HONG KONG: On a Saturday in May 2025, Hong Kong's de-facto central bank, the Hong Kong Monetary Authority (HKMA), sold a hefty HK$46.54 billion to the market to stop the local currency from soaring beyond its peg to the U.S. dollar. This marks the first such intervention in more than four years.

The Hong Kong dollar is stabilized within a tight band of 7.75 to 7.85 per U.S. dollar. The HKMA stepped in when the Hong Kong dollar neared the strong side of that currency convertibility range. Interestingly, the last time they sold Hong Kong dollars to defend the peg was back in October 2020.

According to Gary Ng, senior economist at Natixis, capital inflows aren't necessarily a problem for Hong Kong as they cause the Hong Kong dollar to get stronger.

The HKMA's intervention led to an increase in the aggregate balance, the key gauge of cash in the banking system, to HK$91.31 billion on May 7, as reported by an HKMA spokeswoman.

($1 = 7.7500 Hong Kong dollars)

This intervention in 2025 stands out as it represents the first time since 2020 that the HKMA has had to intervene to defend the peg on the strong side of the trading band rather than the weak side. This shift could be due to anticipated Federal Reserve rate cuts, which prompted capital inflows into Hong Kong, necessitating active management of liquidity to maintain the peg.

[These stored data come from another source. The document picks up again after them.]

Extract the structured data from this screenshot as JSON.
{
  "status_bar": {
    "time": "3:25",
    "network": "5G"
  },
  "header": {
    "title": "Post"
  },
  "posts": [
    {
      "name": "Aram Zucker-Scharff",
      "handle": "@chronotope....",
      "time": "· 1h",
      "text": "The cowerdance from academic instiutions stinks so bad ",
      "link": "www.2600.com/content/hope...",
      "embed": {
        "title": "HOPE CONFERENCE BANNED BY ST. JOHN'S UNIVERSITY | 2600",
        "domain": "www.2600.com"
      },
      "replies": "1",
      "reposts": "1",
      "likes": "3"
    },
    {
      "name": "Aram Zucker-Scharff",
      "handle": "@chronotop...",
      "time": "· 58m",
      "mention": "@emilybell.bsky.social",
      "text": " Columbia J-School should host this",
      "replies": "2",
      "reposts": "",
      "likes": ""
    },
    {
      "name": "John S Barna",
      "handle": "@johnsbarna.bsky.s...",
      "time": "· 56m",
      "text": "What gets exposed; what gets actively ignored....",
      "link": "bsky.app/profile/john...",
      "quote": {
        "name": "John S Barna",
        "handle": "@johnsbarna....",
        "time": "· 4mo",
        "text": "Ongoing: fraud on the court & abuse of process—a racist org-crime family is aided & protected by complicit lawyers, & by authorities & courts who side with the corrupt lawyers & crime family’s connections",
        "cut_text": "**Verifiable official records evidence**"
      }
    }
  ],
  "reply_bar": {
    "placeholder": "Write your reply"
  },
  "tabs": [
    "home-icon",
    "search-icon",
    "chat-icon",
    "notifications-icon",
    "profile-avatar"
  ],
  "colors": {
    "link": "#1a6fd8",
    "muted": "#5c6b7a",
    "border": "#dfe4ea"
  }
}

Moreover, it's important to note that this intervention occurred alongside a currency interference in Taiwan on May 2, 2025, where the Taiwan dollar surged 3% against the USD.

In conclusion, the HKMA's intervention in 2025 demonstrates the challenges of maintaining a currency board system amid diverging monetary policies between Hong Kong (pegged to USD) and the Federal Reserve. This proactive measure is designed to prevent exchange-rate-driven financial instability.

The first time since October 2020 that the Hong Kong Monetary Authority (HKMA) needed to intervene to defend the peg on the strong side of the trading band occurred in May 2025. The increase in capital inflows, potentially due to anticipated Federal Reserve rate cuts, caused the Hong Kong dollar to strengthen, necessitating the HKMA's action. This intervention underscores the challenges of maintaining a currency board system amid divergent monetary policies between Hong Kong (pegged to USD) and the Federal Reserve.

Hong Kong's effective central bank carried out a monetary intervention on Saturday, selling HK$46.54 billion ($6 billion) to halt the local currency from over-strengthening beyond its fixed exchange rate relative to the U.S. dollar. This is the first instance of such intervention in over four years. The Hong Kong dollar's value is linked to a narrow band.